Les électeurs français viennent d’élire un président socialiste, François Hollande. Il a été investi dans ses fonctions le 15 mai dernier et un nouveau gouvernement a été formé dans la foulée. Le changement est de taille pour beaucoup et une source d’espoir pour les femmes et les minorités. Ainsi le nouveau président avait affirmé qu’il appliquerait le principe de parité entre hommes et femmes pour former sa nouvelle équipe ministérielle. Il a pour ainsi dire réussi, 34 ministres dont 17 femmes. Il y a eu passation de pouvoir et à la suite du premier conseil des ministres il y a eu séance de photos et en particulier une photo du président et du premier ministre (Jean-Marc Ayrault) avec les femmes ministres de la parité. « Pourquoi une photo avec les seules femmes ministres?» demande la présidente de l’association des femmes journalistes, Isabelle Germain.
Est-ce un trophée ? Isabelle Germain ajoute qu’il n’y a pas eu de photos avec les hommes, ou les ministres issus de la diversité, elle en conclut que le concept de diversité est plus accepté que la parité politique entre hommes et femmes. Bien que cette décision doive être applaudie, il faut remarquer que la parité joue sur le nombre et non sur l’importance des postes de ministres, et il faut ajouter qu’il n’y a pas de parité parmi les conseillers du président et du premier ministre, comme le déplore Osez le Féminisme.
Toutefois image de progrès, la nomination de Christiane Taubira comme garde des Sceaux (ministre de la justice).
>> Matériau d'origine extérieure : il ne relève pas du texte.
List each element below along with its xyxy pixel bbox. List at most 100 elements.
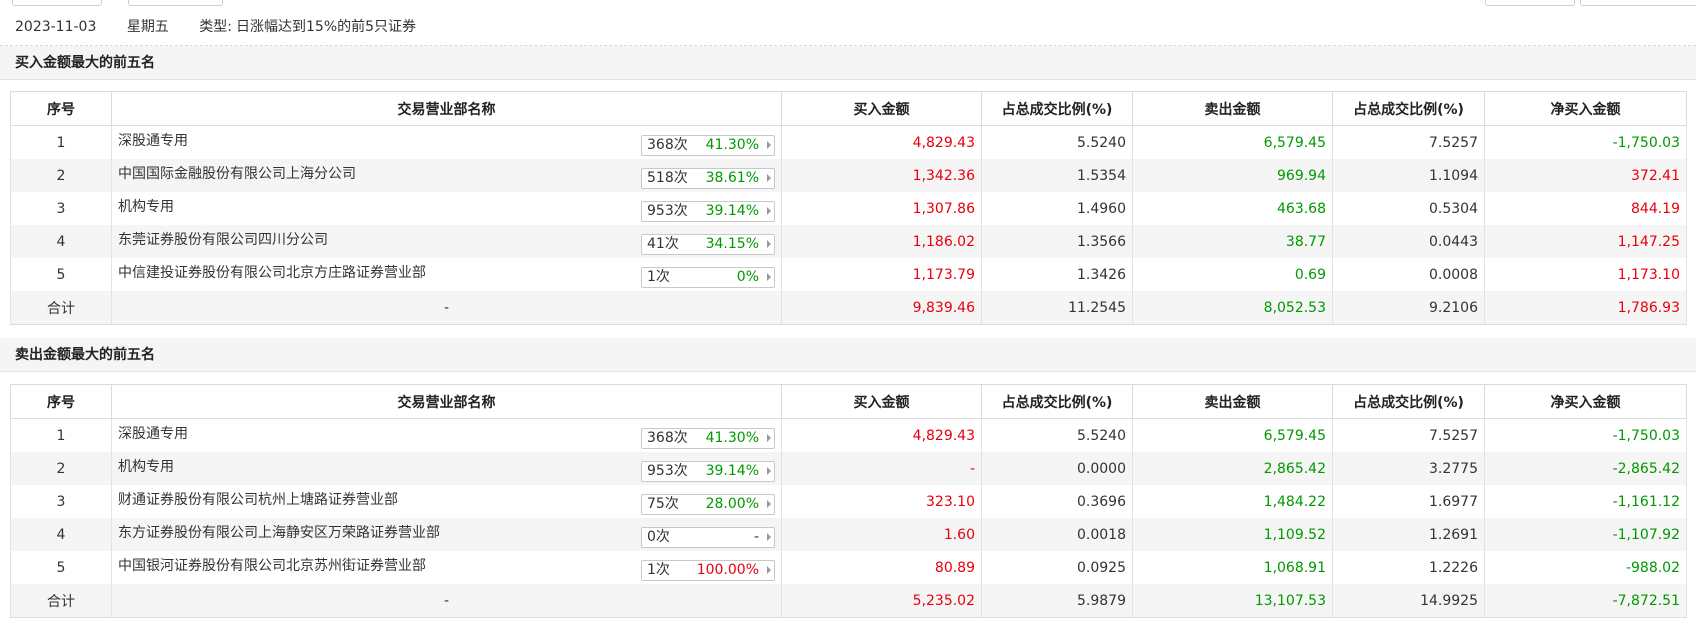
total-label: 合计 — [10, 584, 112, 618]
row-seq: 2 — [10, 159, 112, 192]
branch-name-cell: 953次 39.14% 机构专用 — [111, 452, 782, 485]
total-sell-amount: 8,052.53 — [1132, 291, 1333, 325]
table-row: 4 0次 - 东方证券股份有限公司上海静安区万荣路证券营业部 1.60 0.0018 1,1… — [10, 518, 1687, 551]
branch-name[interactable]: 财通证券股份有限公司杭州上塘路证券营业部 — [118, 491, 398, 508]
sell-amount: 38.77 — [1132, 225, 1333, 258]
buy-amount: 1,307.86 — [781, 192, 982, 225]
branch-success-rate: 28.00% — [705, 495, 759, 512]
branch-stats-pill[interactable]: 518次 38.61% — [641, 167, 775, 189]
branch-name[interactable]: 东方证券股份有限公司上海静安区万荣路证券营业部 — [118, 524, 440, 541]
total-sell-ratio: 9.2106 — [1332, 291, 1485, 325]
toolbar-button-left-2[interactable] — [128, 0, 223, 6]
branch-success-rate: 34.15% — [705, 235, 759, 252]
branch-name[interactable]: 中国银河证券股份有限公司北京苏州街证券营业部 — [118, 557, 426, 574]
sell-amount: 6,579.45 — [1132, 125, 1333, 159]
net-amount: -1,750.03 — [1484, 125, 1687, 159]
toolbar-button-right-1[interactable] — [1485, 0, 1575, 6]
buy-ratio: 0.0018 — [981, 518, 1133, 551]
branch-name-cell: 953次 39.14% 机构专用 — [111, 192, 782, 225]
branch-stats-pill[interactable]: 368次 41.30% — [641, 134, 775, 156]
col-buy-ratio-header: 占总成交比例(%) — [981, 91, 1133, 126]
branch-stats-pill[interactable]: 953次 39.14% — [641, 200, 775, 222]
branch-stats-pill[interactable]: 0次 - — [641, 526, 775, 548]
row-seq: 3 — [10, 192, 112, 225]
branch-name-cell: 0次 - 东方证券股份有限公司上海静安区万荣路证券营业部 — [111, 518, 782, 551]
total-sell-amount: 13,107.53 — [1132, 584, 1333, 618]
info-bar: 2023-11-03 星期五 类型: 日涨幅达到15%的前5只证券 — [15, 14, 442, 40]
branch-stats-pill[interactable]: 75次 28.00% — [641, 493, 775, 515]
total-buy-amount: 9,839.46 — [781, 291, 982, 325]
buy-amount: 1,186.02 — [781, 225, 982, 258]
buy-amount: 1.60 — [781, 518, 982, 551]
buy-top5-table: 序号 交易营业部名称 买入金额 占总成交比例(%) 卖出金额 占总成交比例(%) 净买入金额… — [10, 91, 1687, 325]
total-name-placeholder: - — [111, 291, 782, 325]
buy-ratio: 0.3696 — [981, 485, 1133, 518]
buy-amount: 80.89 — [781, 551, 982, 584]
branch-name[interactable]: 东莞证券股份有限公司四川分公司 — [118, 231, 328, 248]
branch-stats-pill[interactable]: 368次 41.30% — [641, 427, 775, 449]
branch-success-rate: 39.14% — [705, 462, 759, 479]
total-sell-ratio: 14.9925 — [1332, 584, 1485, 618]
buy-amount: 4,829.43 — [781, 125, 982, 159]
net-amount: 1,173.10 — [1484, 258, 1687, 291]
branch-count: 953次 — [647, 462, 688, 479]
total-net-amount: -7,872.51 — [1484, 584, 1687, 618]
col-net-amount-header: 净买入金额 — [1484, 384, 1687, 419]
sell-amount: 0.69 — [1132, 258, 1333, 291]
table-header-row: 序号 交易营业部名称 买入金额 占总成交比例(%) 卖出金额 占总成交比例(%) 净买入金额 — [10, 384, 1687, 419]
branch-name[interactable]: 机构专用 — [118, 198, 174, 215]
branch-success-rate: 38.61% — [705, 169, 759, 186]
branch-count: 41次 — [647, 235, 679, 252]
branch-stats-pill[interactable]: 41次 34.15% — [641, 233, 775, 255]
sell-ratio: 7.5257 — [1332, 125, 1485, 159]
sell-amount: 6,579.45 — [1132, 418, 1333, 452]
net-amount: -2,865.42 — [1484, 452, 1687, 485]
table-row: 1 368次 41.30% 深股通专用 4,829.43 5.5240 6,579.45 7.… — [10, 418, 1687, 452]
net-amount: 1,147.25 — [1484, 225, 1687, 258]
sell-ratio: 1.6977 — [1332, 485, 1485, 518]
branch-success-rate: 0% — [736, 268, 759, 285]
table-row: 5 1次 0% 中信建投证券股份有限公司北京方庄路证券营业部 1,173.79 1.342… — [10, 258, 1687, 291]
toolbar-button-left-1[interactable] — [12, 0, 102, 6]
col-branch-name-header: 交易营业部名称 — [111, 384, 782, 419]
sell-amount: 2,865.42 — [1132, 452, 1333, 485]
table-row: 1 368次 41.30% 深股通专用 4,829.43 5.5240 6,579.45 7.… — [10, 125, 1687, 159]
net-amount: -988.02 — [1484, 551, 1687, 584]
trade-date: 2023-11-03 — [15, 19, 97, 35]
branch-name[interactable]: 中国国际金融股份有限公司上海分公司 — [118, 165, 356, 182]
col-buy-amount-header: 买入金额 — [781, 384, 982, 419]
sell-ratio: 1.2226 — [1332, 551, 1485, 584]
branch-count: 75次 — [647, 495, 679, 512]
branch-name[interactable]: 深股通专用 — [118, 425, 188, 442]
col-sell-amount-header: 卖出金额 — [1132, 91, 1333, 126]
branch-name[interactable]: 中信建投证券股份有限公司北京方庄路证券营业部 — [118, 264, 426, 281]
branch-name-cell: 368次 41.30% 深股通专用 — [111, 125, 782, 159]
branch-name-cell: 1次 100.00% 中国银河证券股份有限公司北京苏州街证券营业部 — [111, 551, 782, 584]
col-seq-header: 序号 — [10, 384, 112, 419]
row-seq: 5 — [10, 551, 112, 584]
branch-stats-pill[interactable]: 953次 39.14% — [641, 460, 775, 482]
buy-ratio: 1.3426 — [981, 258, 1133, 291]
total-buy-ratio: 11.2545 — [981, 291, 1133, 325]
sell-amount: 969.94 — [1132, 159, 1333, 192]
row-seq: 4 — [10, 225, 112, 258]
branch-stats-pill[interactable]: 1次 100.00% — [641, 559, 775, 581]
arrow-right-icon — [767, 140, 771, 149]
sell-top5-table: 序号 交易营业部名称 买入金额 占总成交比例(%) 卖出金额 占总成交比例(%) 净买入金额… — [10, 384, 1687, 618]
sell-ratio: 3.2775 — [1332, 452, 1485, 485]
buy-amount: - — [781, 452, 982, 485]
branch-name-cell: 75次 28.00% 财通证券股份有限公司杭州上塘路证券营业部 — [111, 485, 782, 518]
branch-stats-pill[interactable]: 1次 0% — [641, 266, 775, 288]
toolbar-button-right-2[interactable] — [1580, 0, 1696, 6]
sell-ratio: 0.0008 — [1332, 258, 1485, 291]
row-seq: 4 — [10, 518, 112, 551]
branch-name[interactable]: 机构专用 — [118, 458, 174, 475]
net-amount: -1,107.92 — [1484, 518, 1687, 551]
top-toolbar-strip — [0, 0, 1696, 8]
branch-count: 1次 — [647, 268, 670, 285]
branch-name[interactable]: 深股通专用 — [118, 132, 188, 149]
buy-ratio: 1.5354 — [981, 159, 1133, 192]
table-row: 2 518次 38.61% 中国国际金融股份有限公司上海分公司 1,342.36 1.53… — [10, 159, 1687, 192]
branch-count: 0次 — [647, 528, 670, 545]
sell-section-title: 卖出金额最大的前五名 — [0, 338, 1696, 372]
D’abord cette nomination rappelle l’histoire coloniale de la France, en effet, Christiane Taubira, est sénatrice » de Guyane. Elle représente les populations des caraïbes et a commencé sa carrière comme activiste indépendantiste de la Guyane.
Une de ses premières remarques qui mènera à une action rapide concerne la justice des mineurs. Elle a clairement indiquée que l’ère Sarkozy était terminée. Plus question de juger les délinquants récidivistes de 16 ou 17 ans dans des tribunaux correctionnels ordinaires, c’est à dire comme des adultes, cette mesure venait directement de l’exemple américain. Les mineurs seront de nouveau jugés comme des jeunes, ce qui veut dire pas d’incarcération dans les prisons des adultes et plus de programmes d’accompagnement. Bien sur l’ancienne ministre Rachida Dati (UMP) a immédiatement critiqué cette décision la qualifiant d’ “acte irresponsable”. Rappelons que l’argument de dissuasion avancé en faveur du jugement des mineurs comme adulte, bien connu aux Etats Unis, s’est toujours avéré erroné. Il est remarquable que Rachida Dati ministre de Sarkozy, elle aussi représentait l’intégration puisqu’elle est issue de l’immigration. Son approche était bien différente de celle de ces nouveaux ministres.
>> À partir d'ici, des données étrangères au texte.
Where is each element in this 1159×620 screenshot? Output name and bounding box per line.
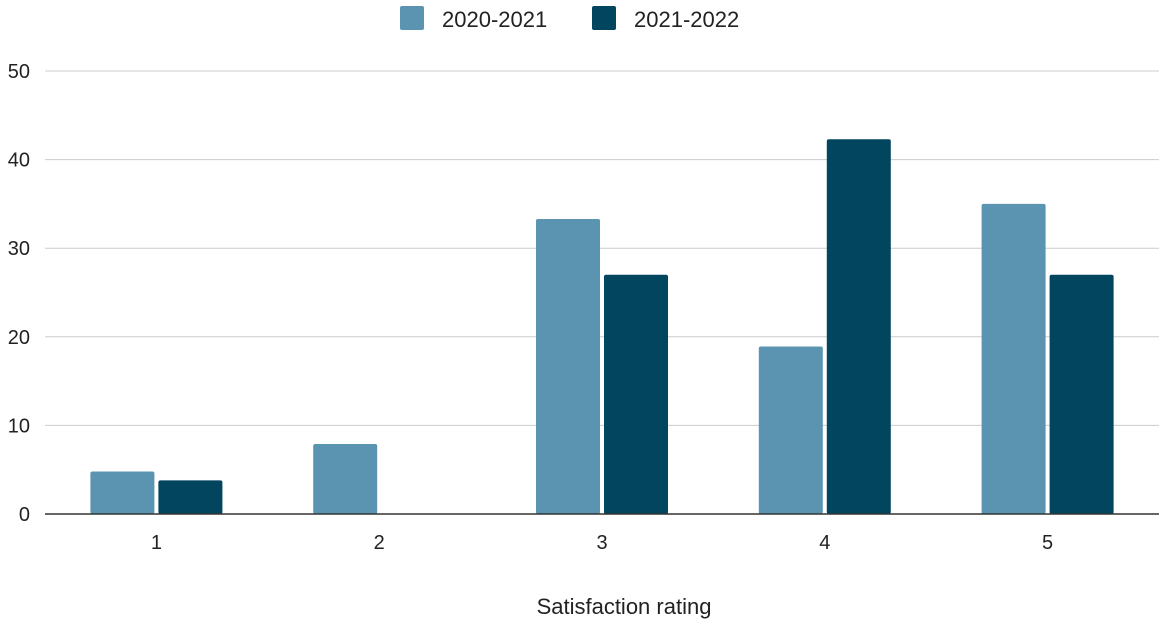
x-tick-label: 4: [819, 532, 830, 554]
x-tick-label: 3: [596, 532, 607, 554]
bar-2021-2022-1: [158, 480, 223, 514]
x-tick-label: 2: [374, 532, 385, 554]
bar-2020-2021-5: [981, 203, 1046, 514]
bar-2020-2021-4: [758, 346, 823, 514]
bars: [90, 139, 1114, 515]
bar-2021-2022-5: [1049, 274, 1114, 514]
y-tick-label: 20: [8, 327, 30, 349]
legend-label: 2021-2022: [634, 7, 739, 32]
y-tick-label: 0: [19, 504, 30, 526]
x-axis-ticks: 1 2 3 4 5: [151, 532, 1053, 554]
y-tick-label: 10: [8, 415, 30, 437]
grid-lines: [45, 70, 1159, 426]
bar-2020-2021-3: [536, 218, 600, 514]
legend-label: 2020-2021: [442, 7, 547, 32]
y-axis-ticks: 0 10 20 30 40 50: [8, 61, 30, 526]
legend-swatch: [592, 6, 616, 30]
x-tick-label: 5: [1042, 532, 1053, 554]
x-axis-title: Satisfaction rating: [537, 594, 712, 619]
y-tick-label: 30: [8, 238, 30, 260]
legend-swatch: [400, 6, 424, 30]
legend: 2020-2021 2021-2022: [400, 6, 739, 32]
bar-2021-2022-3: [604, 274, 668, 514]
bar-2020-2021-2: [313, 444, 378, 514]
y-tick-label: 50: [8, 61, 30, 83]
x-tick-label: 1: [151, 532, 162, 554]
y-tick-label: 40: [8, 150, 30, 172]
bar-2021-2022-4: [826, 139, 891, 515]
bar-2020-2021-1: [90, 471, 155, 514]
Cela nous mène à la nomination de la ministre des droits de la femme. Ce ministère avait purement et simplement été supprimé par le gouvernement précédent. Il avait été créé par le dernier président socialiste, en 1981 et avait eu un effet bénéfique pour les droits des femmes en France. La nouvelle nommée Najat Vallaud-Belkacem est née au Maroc de parents marocains, elle refuse la comparaison avec Rachida Dati (elle aussi d’origine nord africaine). Najat Vallaud-Belkacem a aussi montré que les identités peuvent être multiples puisqu’elle a siégé au Conseil de la communauté marocaine à l’étranger (CCME) jusqu’à ce qu’elle s’engage avec François Hollande. Beaucoup de travail à venir pour elle, notamment avec la loi sur le harcèlement sexuel qui a été invalidée par le Conseil Constitutionnel récemment, créant ainsi un problème juridique pour les femmes voulant intenter une action en justice. Cette loi doit être repensée et surtout doit apporter une protection nécessaire aux femmes qui sont en France comme ailleurs de plus en plus victimes de violence.
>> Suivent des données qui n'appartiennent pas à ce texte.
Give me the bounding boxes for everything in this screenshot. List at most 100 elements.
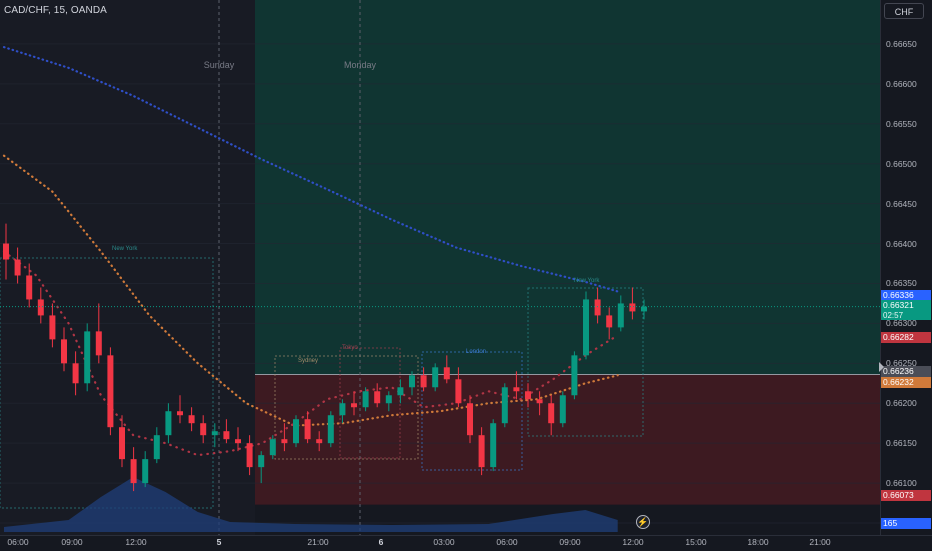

Il est clair qu’après une campagne présidentielle menée par Nicolas Sarkozy sur le thème de la peur de l’étranger et de l’immigration, la formation de ce gouvernement montre une claire démarcation de la ligne ultra de Sarkozy, celui-ci n’avait pas hésité à remettre en cause la laïcité tout en utilisant la peur de la religiosité musulmane comme raison, alors qu’il prônait le retour a la morale chrétienne comme référence. Le débat s’éloignait de la nécessaire remise en cause de la colonisation dans ce moment où la mondialisation néolibérale représente une nouvelle forme de colonisation.
Dans ces temps qui révèlent les effets de l’organisation financière de la mondialisation néolibérale sur la société toute entière et avec les renégociations des accords européens pour instaurer les politiques économiques d’austérité destinées à mettre à genou les populations, le changement, si petit qu’il soit, venu de cette élection est une source d’espoir qu’il ne faut pas laisser échapper.